In the prior art method of generating a supertile as disclosed in the copending application a digital halftone cell consists of all the pixels in the supertile whose geometric centers fall within the associated ideal cell. This method creates digital halftone cells of satisfactory consistency for certain halftone screens, but for other screens, an unsatisfactory variation in digital cell size results. These variations occur because, although each ideal cell has the same shape, its placement with respect to the pixel grid varies by fractional amounts of pixels. Thereby, in some cases, more pixel centers fall inside an ideal cell and in other cases fewer pixels centers fall inside an ideal cell. The resulting variations in the size of the digital halftone cells causes corresponding variations in the size of halftone dots when certain values of gray are reproduced. This is called the unequal cell size problem, addressed in a second copending U.S. patent application Ser. No. 07/652,927, filed Feb. 8, 1991, by the same inventor and assigned to the same assignee as this invention, incorporated herein by reference.
Another type of error is caused at certain gray levels where a given black or a white halftone dot crosses the boundaries of its digital halftone cell and overlaps pixels on neighboring digital cells. A single black or white halftone dot might be split into two or more pieces, each piece residing in a separate digital halftone cell, as shown in FIG. 1. Because a digital halftone cell 130A-F may be asymmetric relative to the corresponding ideal halftone cell 120A-F, the various pieces of a halftone dot 70A-F in an ideal cell 120A-F may also get pixels allocated asymmetrically. When the digital halftone cells 130A-F are put together and whole halftone dots 70A-F are formed, the pieces that are used to form a given halftone dot may be too small or too large relative to a predetermined expected size even though the correct total halftone dot pixels within each digital cell.

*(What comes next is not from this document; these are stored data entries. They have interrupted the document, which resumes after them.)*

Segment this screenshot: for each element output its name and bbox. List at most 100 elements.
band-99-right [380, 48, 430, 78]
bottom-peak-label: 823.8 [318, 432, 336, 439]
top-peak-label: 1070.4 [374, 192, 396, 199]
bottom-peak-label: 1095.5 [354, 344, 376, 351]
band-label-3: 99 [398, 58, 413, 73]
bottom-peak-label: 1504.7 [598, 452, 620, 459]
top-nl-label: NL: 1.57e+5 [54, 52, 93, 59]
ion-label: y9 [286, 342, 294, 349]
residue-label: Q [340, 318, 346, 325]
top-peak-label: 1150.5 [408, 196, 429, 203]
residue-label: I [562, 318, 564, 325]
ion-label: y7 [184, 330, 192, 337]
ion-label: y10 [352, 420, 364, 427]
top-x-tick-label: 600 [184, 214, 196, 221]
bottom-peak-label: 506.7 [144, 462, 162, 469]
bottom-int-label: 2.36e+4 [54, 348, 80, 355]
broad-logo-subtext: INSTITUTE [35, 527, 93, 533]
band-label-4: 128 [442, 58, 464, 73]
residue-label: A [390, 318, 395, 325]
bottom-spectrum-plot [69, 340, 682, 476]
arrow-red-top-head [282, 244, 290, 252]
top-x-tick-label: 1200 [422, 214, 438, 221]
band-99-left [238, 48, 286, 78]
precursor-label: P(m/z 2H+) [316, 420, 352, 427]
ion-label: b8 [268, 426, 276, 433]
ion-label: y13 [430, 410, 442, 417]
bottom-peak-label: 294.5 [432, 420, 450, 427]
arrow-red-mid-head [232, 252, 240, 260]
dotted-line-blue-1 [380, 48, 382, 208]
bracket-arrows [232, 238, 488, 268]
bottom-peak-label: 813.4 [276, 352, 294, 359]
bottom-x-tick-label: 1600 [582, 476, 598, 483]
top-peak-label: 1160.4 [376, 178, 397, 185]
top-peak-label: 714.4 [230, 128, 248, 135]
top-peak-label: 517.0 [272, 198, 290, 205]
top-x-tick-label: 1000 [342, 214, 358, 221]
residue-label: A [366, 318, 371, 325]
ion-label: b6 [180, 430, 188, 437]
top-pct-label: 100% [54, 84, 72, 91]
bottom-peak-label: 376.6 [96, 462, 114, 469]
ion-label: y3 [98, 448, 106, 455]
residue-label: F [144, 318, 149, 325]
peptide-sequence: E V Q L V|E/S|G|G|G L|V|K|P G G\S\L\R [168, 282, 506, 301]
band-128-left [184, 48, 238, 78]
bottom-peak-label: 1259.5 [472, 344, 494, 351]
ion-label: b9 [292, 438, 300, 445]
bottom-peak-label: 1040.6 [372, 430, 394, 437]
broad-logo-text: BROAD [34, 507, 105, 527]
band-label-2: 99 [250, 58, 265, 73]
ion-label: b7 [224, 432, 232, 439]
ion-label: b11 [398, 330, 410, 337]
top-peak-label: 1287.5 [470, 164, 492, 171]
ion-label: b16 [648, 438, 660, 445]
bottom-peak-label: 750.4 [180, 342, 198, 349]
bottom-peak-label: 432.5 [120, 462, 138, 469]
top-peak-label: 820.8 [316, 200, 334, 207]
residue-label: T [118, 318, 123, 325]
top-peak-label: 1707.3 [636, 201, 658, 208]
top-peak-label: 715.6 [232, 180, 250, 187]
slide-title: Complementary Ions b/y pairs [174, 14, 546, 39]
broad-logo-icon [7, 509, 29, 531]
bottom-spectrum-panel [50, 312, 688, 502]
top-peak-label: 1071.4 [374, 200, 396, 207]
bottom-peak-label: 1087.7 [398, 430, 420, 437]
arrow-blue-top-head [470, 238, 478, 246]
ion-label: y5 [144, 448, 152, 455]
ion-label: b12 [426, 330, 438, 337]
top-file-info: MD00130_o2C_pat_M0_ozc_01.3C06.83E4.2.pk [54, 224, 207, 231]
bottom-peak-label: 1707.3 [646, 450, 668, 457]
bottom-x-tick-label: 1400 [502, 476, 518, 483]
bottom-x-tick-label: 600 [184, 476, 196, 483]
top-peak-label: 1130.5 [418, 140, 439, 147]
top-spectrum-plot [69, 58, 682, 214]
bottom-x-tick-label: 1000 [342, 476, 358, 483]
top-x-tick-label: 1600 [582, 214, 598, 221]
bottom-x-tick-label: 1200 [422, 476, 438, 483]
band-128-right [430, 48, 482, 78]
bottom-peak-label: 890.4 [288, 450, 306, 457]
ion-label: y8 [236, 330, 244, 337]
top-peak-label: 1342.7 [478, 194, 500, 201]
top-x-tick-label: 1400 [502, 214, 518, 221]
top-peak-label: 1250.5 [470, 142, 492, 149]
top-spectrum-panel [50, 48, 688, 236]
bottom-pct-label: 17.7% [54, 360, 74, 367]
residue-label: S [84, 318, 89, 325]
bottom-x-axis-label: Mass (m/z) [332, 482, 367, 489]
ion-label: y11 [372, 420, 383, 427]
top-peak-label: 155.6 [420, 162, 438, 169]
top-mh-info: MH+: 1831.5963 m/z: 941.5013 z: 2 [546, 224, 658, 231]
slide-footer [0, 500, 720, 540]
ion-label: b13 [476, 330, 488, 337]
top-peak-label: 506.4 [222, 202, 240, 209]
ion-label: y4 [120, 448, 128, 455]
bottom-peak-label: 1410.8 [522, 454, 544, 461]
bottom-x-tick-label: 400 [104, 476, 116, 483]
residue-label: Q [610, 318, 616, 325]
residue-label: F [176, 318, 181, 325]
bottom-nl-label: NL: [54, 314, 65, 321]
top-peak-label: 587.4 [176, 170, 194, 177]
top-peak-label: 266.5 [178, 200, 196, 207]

For example each of the digital cells 130A-F of FIG. 1 are assigned ten black pixels (shown cross hatched); the remaining pixels are white. The black pixels create dots 70A-F. Dot 70A is the correct predetermined size. It includes ten black pixels, nine pixels are primarily within digital cell 130A and one is primarily in digital cell 130B. However, dot 70B includes only eight black pixels, one of which is primarily in digital cell 130C. Dot 70E includes twelve black pixels of which nine are primarily in cell 130E, two are primarily in digital cell 130B and one is primarily in digital cell 130F. This problem is called the multi-cell dot (MCD) problem. It is a principal object of this invention to correct the above multi-cell dot problem.